5

I have had some ideas for a new programming language floating around in my head, so I thought I'd take a shot at implementing it. A friend suggested I try using Treetop (the Ruby gem) to create a parser. Treetop's documentation is sparse, and I've never done this sort of thing before.

My parser is acting like it has an infinite loop in it, but with no stack traces; it is proving difficult to track down. Can somebody point me in the direction of an entry-level parsing/AST guide? I really need something that list rules, common usage etc for using tools like Treetop. My parser grammer is on GitHub, in case someone wishes to help me improve it.

class {
  initialize = lambda (name) {
    receiver.name = name
  }

  greet = lambda {
    IO.puts("Hello, #{receiver.name}!")
  }
}.new(:World).greet()
ravinggenius
  • 816
  • 1
  • 6
  • 14

2 Answers2

8

I asked treetop to compile your language into an .rb file. That gave me something to dig into:

$ tt -o /tmp/rip.rb /tmp/rip.treetop

Then I used this little stub to recreate the loop:

require 'treetop'
load '/tmp/rip.rb'
RipParser.new.parse('')

This hangs. Now, isn't that interesting! An empty string reproduces the behavior just as well as the dozen-or-so-line example in your question.
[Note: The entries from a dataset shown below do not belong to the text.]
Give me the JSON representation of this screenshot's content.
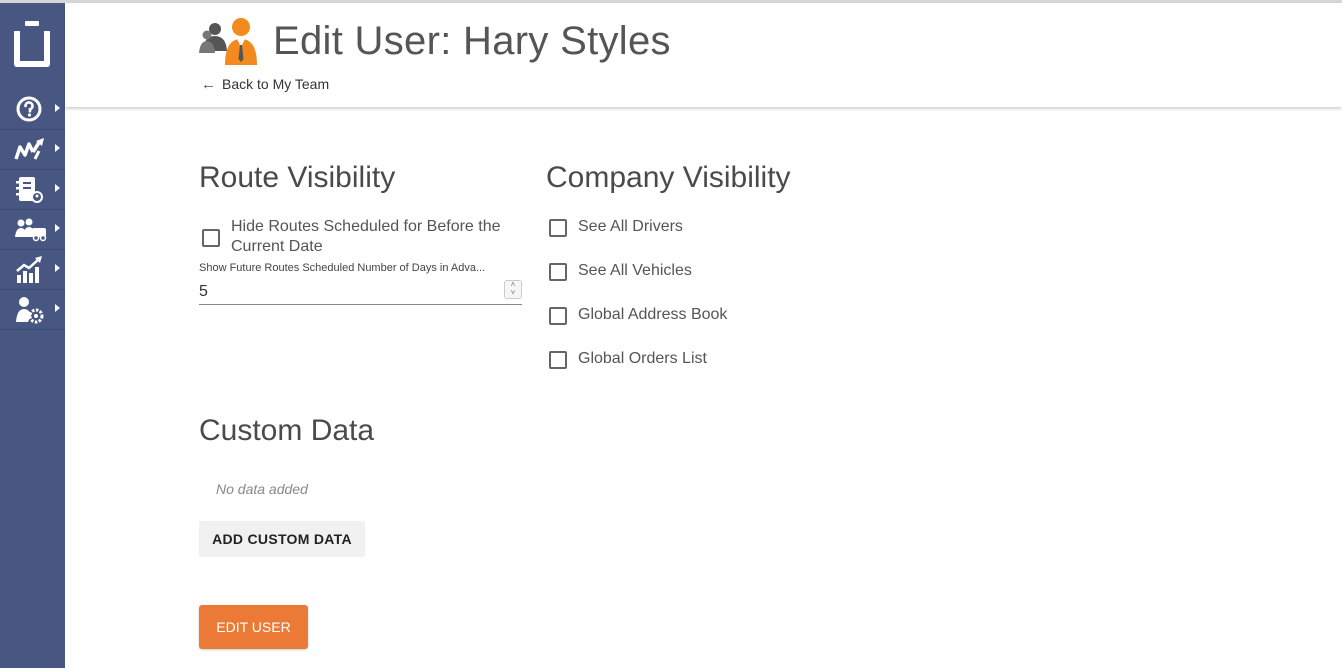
{
  "header": {
    "title": "Edit User: Hary Styles",
    "back_link": "Back to My Team"
  },
  "sidebar": {
    "items": [
      {
        "icon": "help-icon"
      },
      {
        "icon": "routes-icon"
      },
      {
        "icon": "address-book-icon"
      },
      {
        "icon": "fleet-icon"
      },
      {
        "icon": "analytics-icon"
      },
      {
        "icon": "user-settings-icon"
      }
    ]
  },
  "route_visibility": {
    "heading": "Route Visibility",
    "hide_routes_label_line1": "Hide Routes Scheduled for Before the",
    "hide_routes_label_line2": "Current Date",
    "hide_routes_checked": false,
    "future_days_label": "Show Future Routes Scheduled Number of Days in Adva...",
    "future_days_value": "5"
  },
  "company_visibility": {
    "heading": "Company Visibility",
    "options": [
      {
        "label": "See All Drivers",
        "checked": false
      },
      {
        "label": "See All Vehicles",
        "checked": false
      },
      {
        "label": "Global Address Book",
        "checked": false
      },
      {
        "label": "Global Orders List",
        "checked": false
      }
    ]
  },
  "custom_data": {
    "heading": "Custom Data",
    "empty_text": "No data added",
    "add_button": "ADD CUSTOM DATA"
  },
  "submit_button": "EDIT USER",
  "colors": {
    "sidebar": "#485782",
    "accent": "#ea7a35",
    "text": "#555555"
  }
}
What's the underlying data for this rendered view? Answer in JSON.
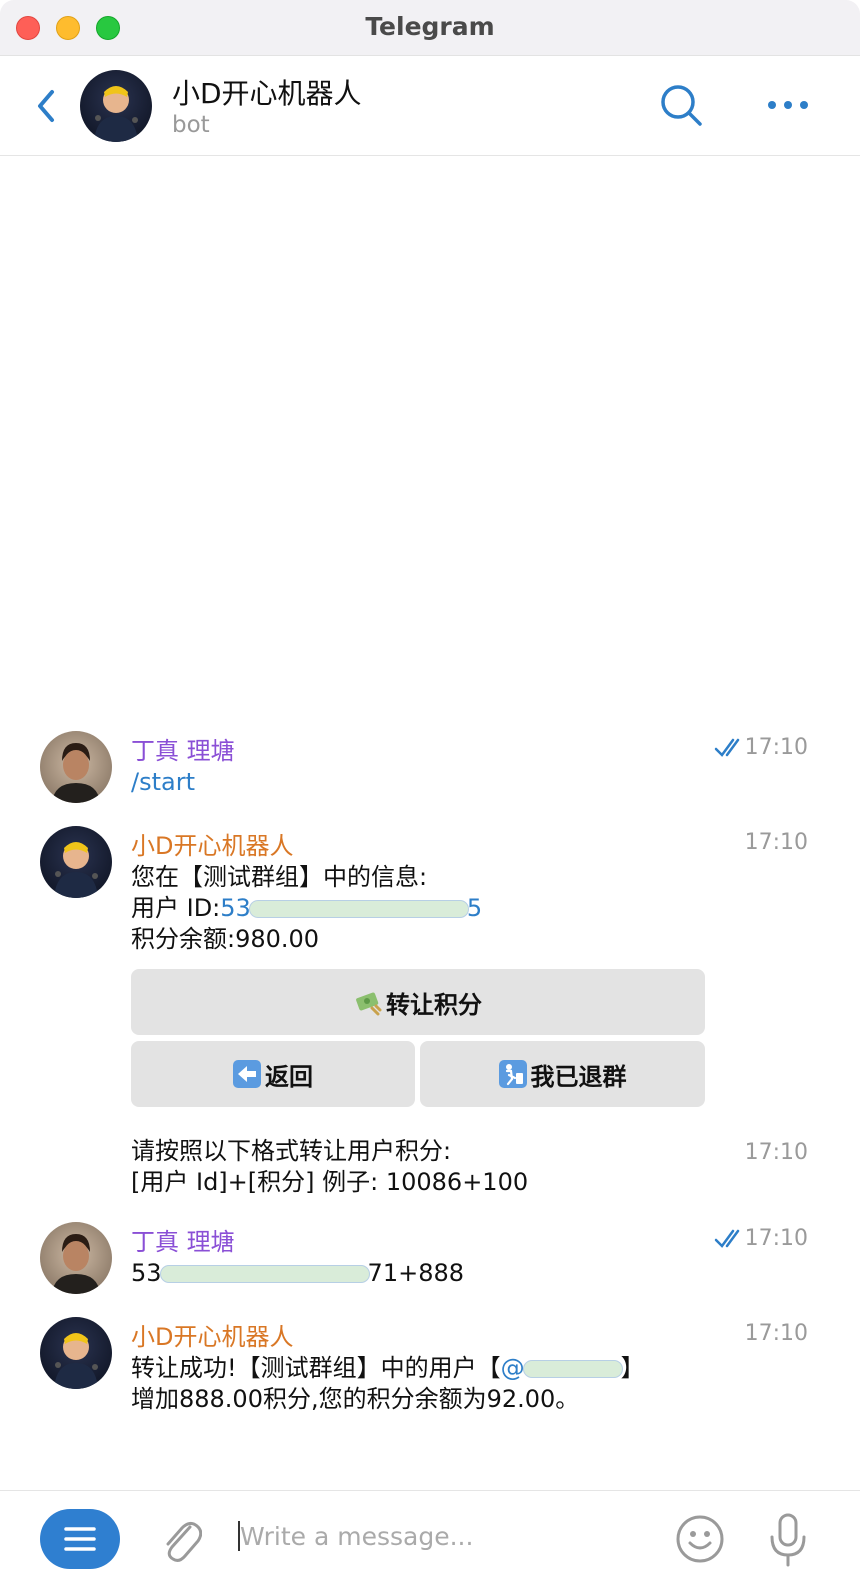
{
  "window": {
    "title": "Telegram"
  },
  "header": {
    "name": "小D开心机器人",
    "status": "bot"
  },
  "messages": [
    {
      "sender": "丁真 理塘",
      "text": "/start",
      "time": "17:10"
    },
    {
      "sender": "小D开心机器人",
      "line1": "您在【测试群组】中的信息:",
      "line2_prefix": "用户 ID:",
      "line2_id_start": "53",
      "line2_id_end": "5",
      "line3": "积分余额:980.00",
      "time": "17:10",
      "buttons": {
        "transfer": "转让积分",
        "back": "返回",
        "left": "我已退群"
      }
    },
    {
      "line1": "请按照以下格式转让用户积分:",
      "line2": "[用户 Id]+[积分] 例子: 10086+100",
      "time": "17:10"
    },
    {
      "sender": "丁真 理塘",
      "text_start": "53",
      "text_end": "71+888",
      "time": "17:10"
    },
    {
      "sender": "小D开心机器人",
      "line1_prefix": "转让成功!【测试群组】中的用户【",
      "line1_mention": "@",
      "line1_suffix": "】",
      "line2": "增加888.00积分,您的积分余额为92.00。",
      "time": "17:10"
    }
  ],
  "composer": {
    "placeholder": "Write a message..."
  },
  "icons": {
    "back": "chevron-left-icon",
    "search": "search-icon",
    "more": "more-icon",
    "menu": "menu-icon",
    "attach": "paperclip-icon",
    "emoji": "emoji-icon",
    "mic": "microphone-icon",
    "read": "double-check-icon",
    "money": "money-icon",
    "back_arrow": "left-arrow-icon",
    "trash": "trash-person-icon"
  },
  "colors": {
    "accent": "#2d7ec8",
    "user_name": "#8a4fd6",
    "bot_name": "#d97725",
    "menu_button": "#2f7fd0"
  }
}
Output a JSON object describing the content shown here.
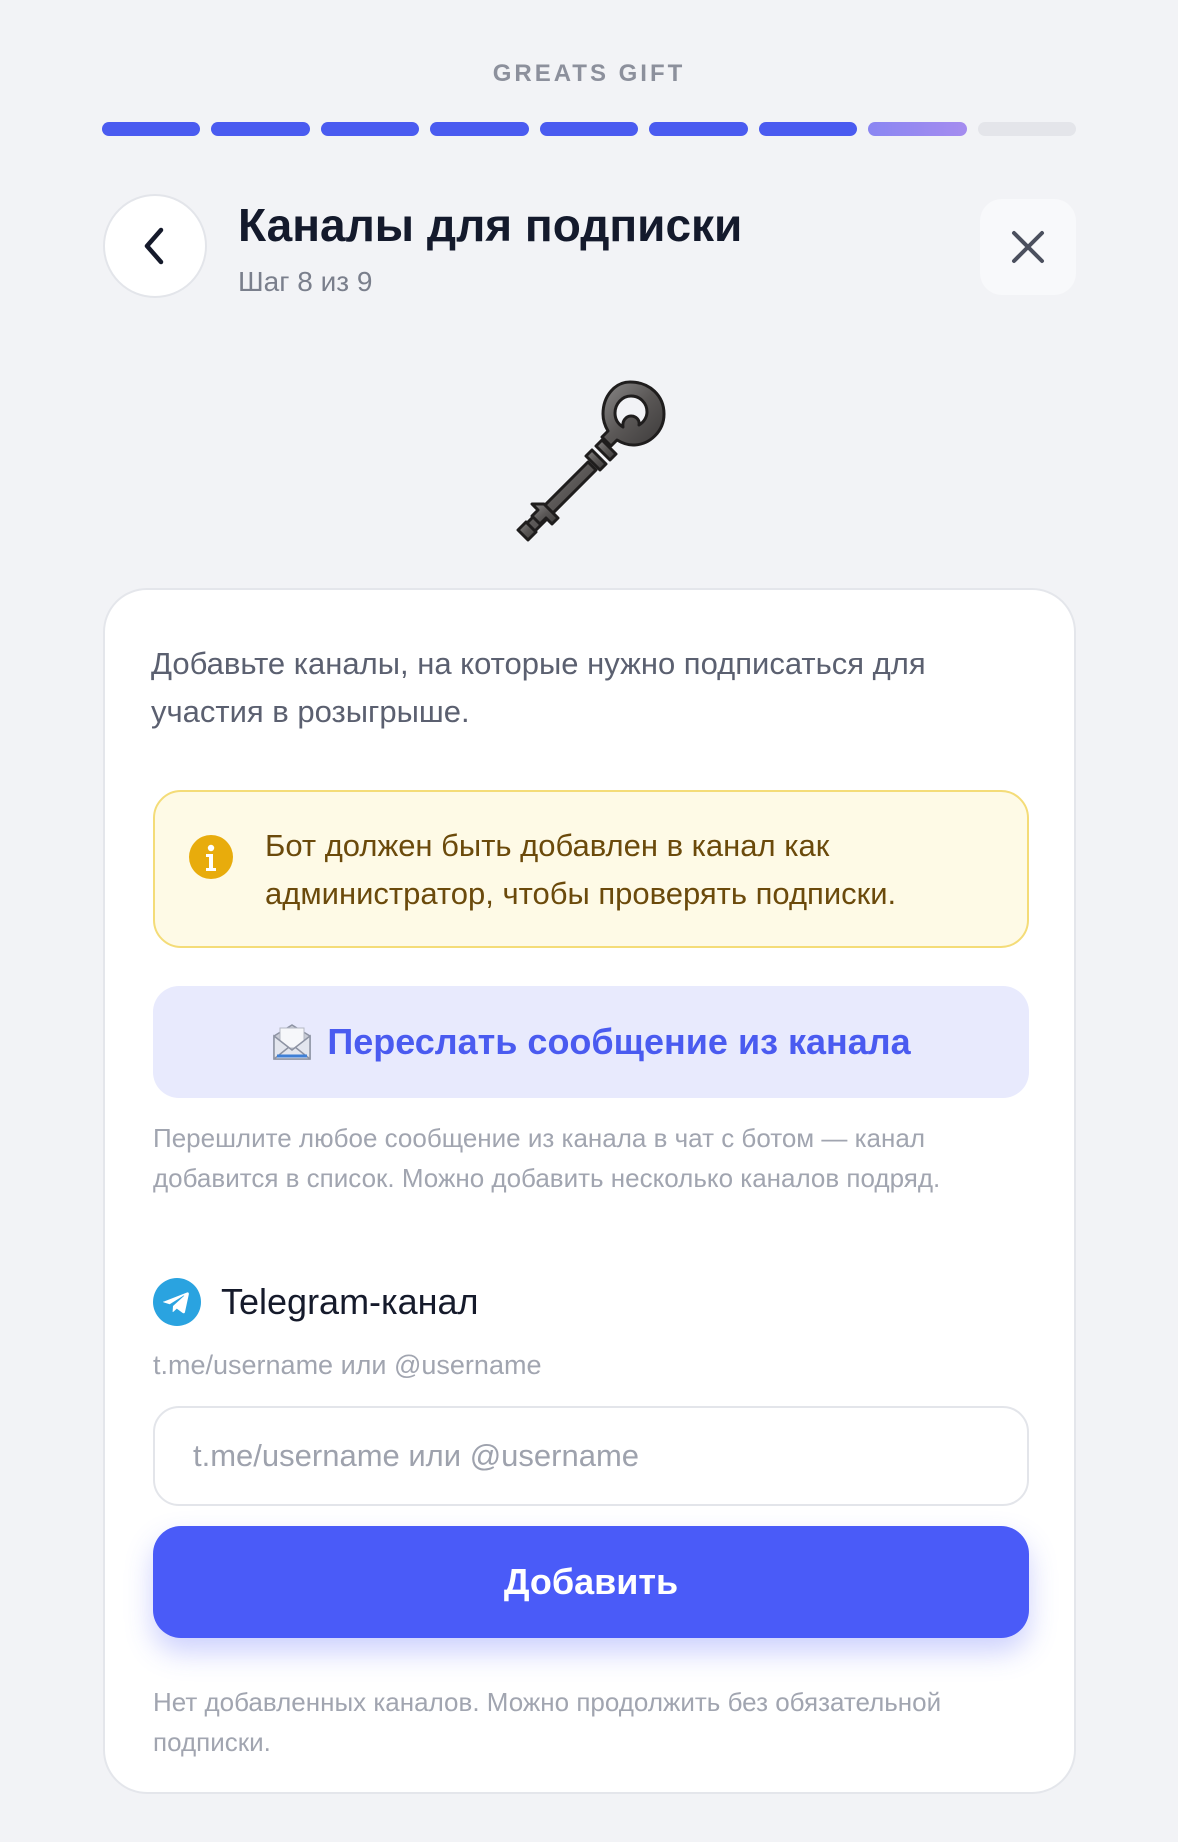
{
  "brand": "GREATS GIFT",
  "progress": {
    "total_steps": 9,
    "completed_steps": 7,
    "current_step": 8
  },
  "header": {
    "title": "Каналы для подписки",
    "subtitle": "Шаг 8 из 9",
    "back_icon": "chevron-left-icon",
    "close_icon": "close-icon"
  },
  "hero_icon": "key-icon",
  "card": {
    "intro": "Добавьте каналы, на которые нужно подписаться для участия в розыгрыше.",
    "alert": {
      "icon": "info-icon",
      "text": "Бот должен быть добавлен в канал как администратор, чтобы проверять подписки."
    },
    "forward_button": {
      "icon": "envelope-icon",
      "label": "Переслать сообщение из канала"
    },
    "forward_hint": "Перешлите любое сообщение из канала в чат с ботом — канал добавится в список. Можно добавить несколько каналов подряд.",
    "telegram": {
      "icon": "telegram-icon",
      "label": "Telegram-канал",
      "caption": "t.me/username или @username",
      "placeholder": "t.me/username или @username",
      "value": ""
    },
    "add_button": "Добавить",
    "empty_note": "Нет добавленных каналов. Можно продолжить без обязательной подписки."
  },
  "colors": {
    "accent": "#4a5bf8",
    "progress_done": "#4a5bf0",
    "progress_current": "#a58cef",
    "alert_bg": "#fefae6",
    "alert_border": "#f4dc78",
    "telegram": "#2aa3e0"
  }
}
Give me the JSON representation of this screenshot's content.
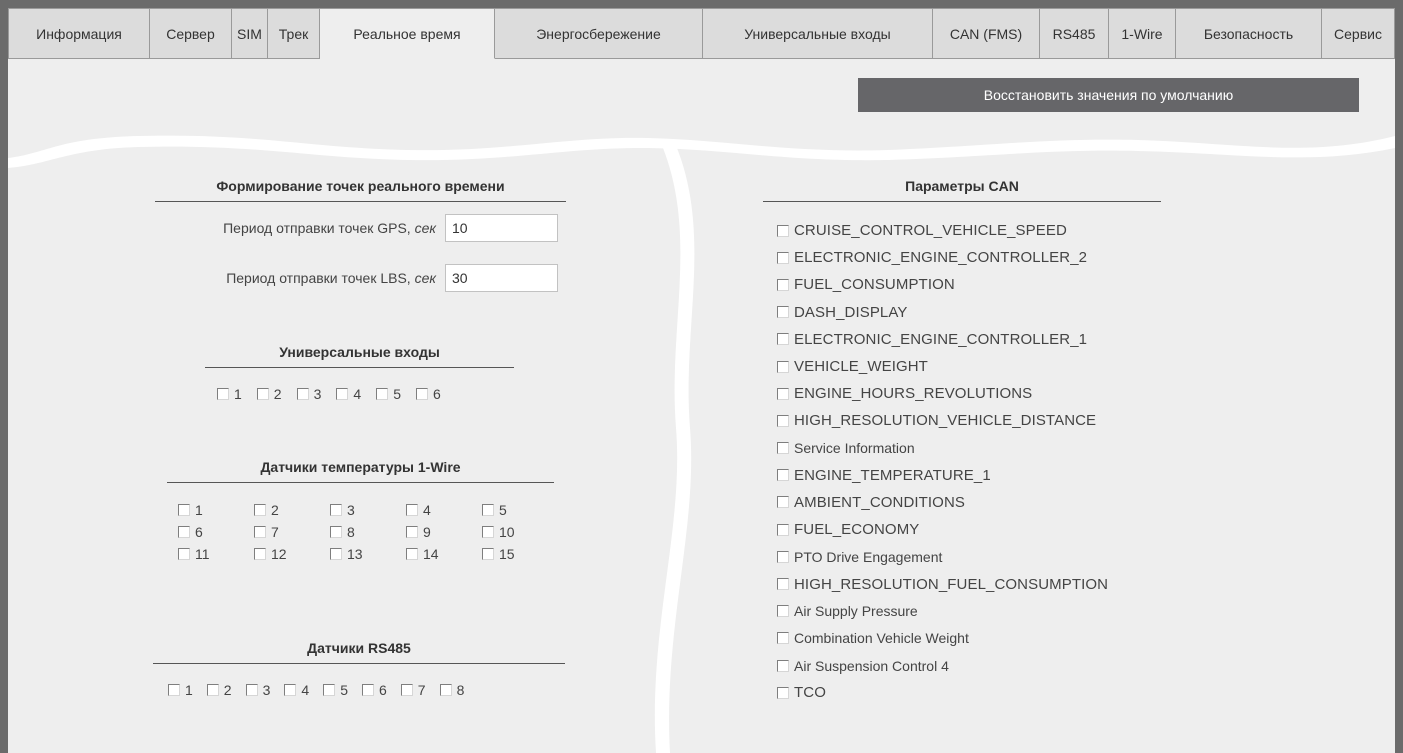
{
  "tabs": [
    {
      "label": "Информация",
      "active": false
    },
    {
      "label": "Сервер",
      "active": false
    },
    {
      "label": "SIM",
      "active": false
    },
    {
      "label": "Трек",
      "active": false
    },
    {
      "label": "Реальное время",
      "active": true
    },
    {
      "label": "Энергосбережение",
      "active": false
    },
    {
      "label": "Универсальные входы",
      "active": false
    },
    {
      "label": "CAN (FMS)",
      "active": false
    },
    {
      "label": "RS485",
      "active": false
    },
    {
      "label": "1-Wire",
      "active": false
    },
    {
      "label": "Безопасность",
      "active": false
    },
    {
      "label": "Сервис",
      "active": false
    }
  ],
  "restore_button": "Восстановить значения по умолчанию",
  "realtime": {
    "title": "Формирование точек реального времени",
    "gps_label": "Период отправки точек GPS,",
    "gps_unit": "сек",
    "gps_value": "10",
    "lbs_label": "Период отправки точек LBS,",
    "lbs_unit": "сек",
    "lbs_value": "30"
  },
  "universal_inputs": {
    "title": "Универсальные входы",
    "items": [
      "1",
      "2",
      "3",
      "4",
      "5",
      "6"
    ]
  },
  "onewire": {
    "title": "Датчики температуры 1-Wire",
    "items": [
      "1",
      "2",
      "3",
      "4",
      "5",
      "6",
      "7",
      "8",
      "9",
      "10",
      "11",
      "12",
      "13",
      "14",
      "15"
    ]
  },
  "rs485": {
    "title": "Датчики RS485",
    "items": [
      "1",
      "2",
      "3",
      "4",
      "5",
      "6",
      "7",
      "8"
    ]
  },
  "can": {
    "title": "Параметры CAN",
    "items": [
      "CRUISE_CONTROL_VEHICLE_SPEED",
      "ELECTRONIC_ENGINE_CONTROLLER_2",
      "FUEL_CONSUMPTION",
      "DASH_DISPLAY",
      "ELECTRONIC_ENGINE_CONTROLLER_1",
      "VEHICLE_WEIGHT",
      "ENGINE_HOURS_REVOLUTIONS",
      "HIGH_RESOLUTION_VEHICLE_DISTANCE",
      "Service Information",
      "ENGINE_TEMPERATURE_1",
      "AMBIENT_CONDITIONS",
      "FUEL_ECONOMY",
      "PTO Drive Engagement",
      "HIGH_RESOLUTION_FUEL_CONSUMPTION",
      "Air Supply Pressure",
      "Combination Vehicle Weight",
      "Air Suspension Control 4",
      "TCO"
    ]
  },
  "colors": {
    "background": "#eeeeee",
    "frame": "#6b6b6b",
    "button": "#666669",
    "tab_inactive": "#dcdcdc"
  }
}
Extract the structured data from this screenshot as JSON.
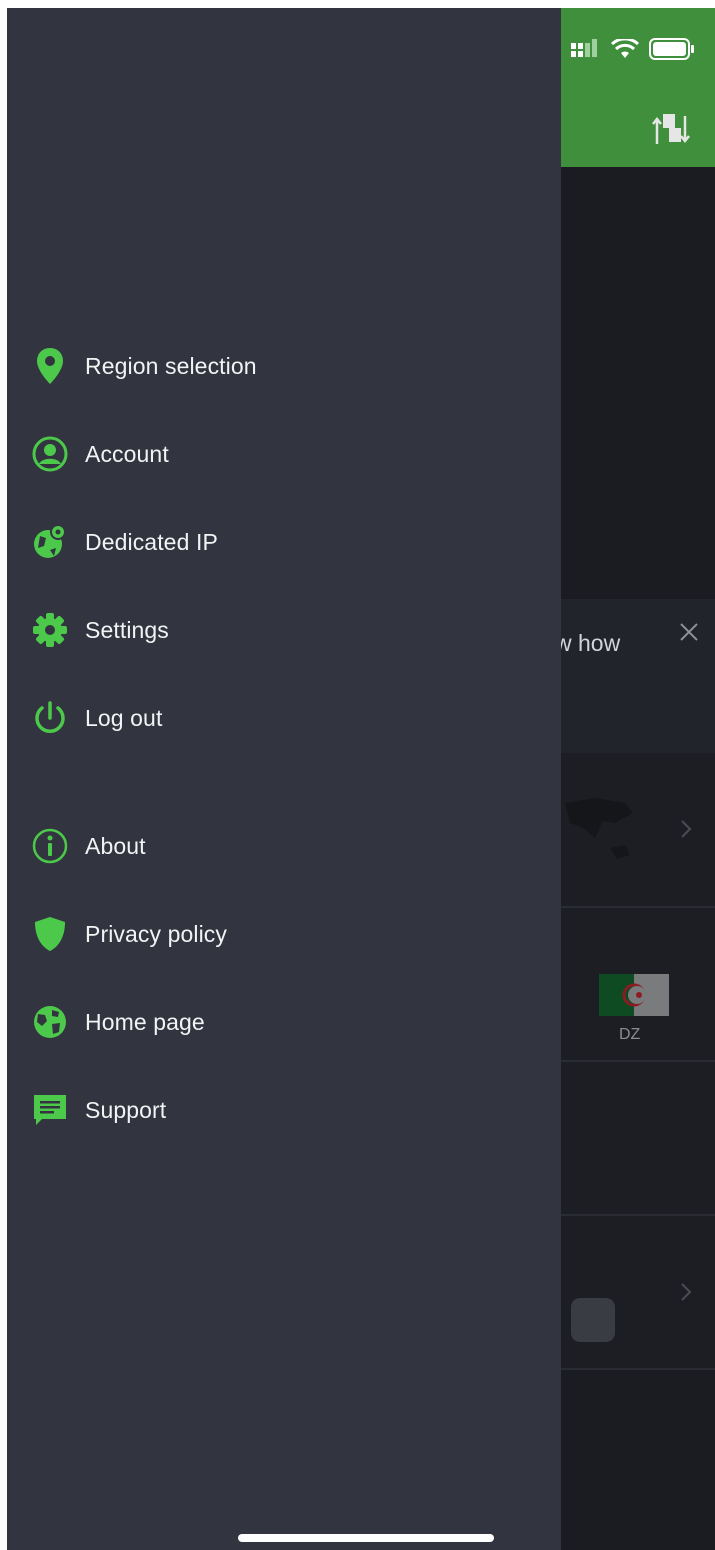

To find out where it's hanging, I used an Emacs keyboard macro to edit rip.rb, adding a debug statement to the entry of each method. For example:

def _nt_root
  p [__LINE__, '_nt_root'] #DEBUG
  start_index = index

Now we can see the scope of the loop:

[16, "root"]
[21, "_nt_root"]
[57, "_nt_statement"]
...
[3293, "_nt_eol"]
[3335, "_nt_semicolon"]
[3204, "_nt_comment"]
[57, "_nt_statement"]
[57, "_nt_statement"]
[57, "_nt_statement"]
...

Further debugging from there reveals that an integer is allowed to be an empty string:

rule integer
   digit*
end

This indirectly allows a statement to be an empty string, and the top-level rule statement* to forever consume empty statements. Changing * to + fixes the loop, but reveals another problem:

/tmp/rip.rb:777:in `_nt_object': stack level too deep (SystemStackError)
        from /tmp/rip.rb:757:in `_nt_compound_object'
        from /tmp/rip.rb:1726:in `_nt_range'
        from /tmp/rip.rb:1671:in `_nt_special_literals'
        from /tmp/rip.rb:825:in `_nt_literal_object'
        from /tmp/rip.rb:787:in `_nt_object'
        from /tmp/rip.rb:757:in `_nt_compound_object'
        from /tmp/rip.rb:1726:in `_nt_range'
        from /tmp/rip.rb:1671:in `_nt_special_literals'
         ... 3283 levels...

Range is left-recursing, indirectly, via special_literals, literal_object, object, and compound_object. Treetop, when faced with left recursion, eats stack until it pukes. I don't have a quick fix for that problem, but at least you've got a stack trace to go from now.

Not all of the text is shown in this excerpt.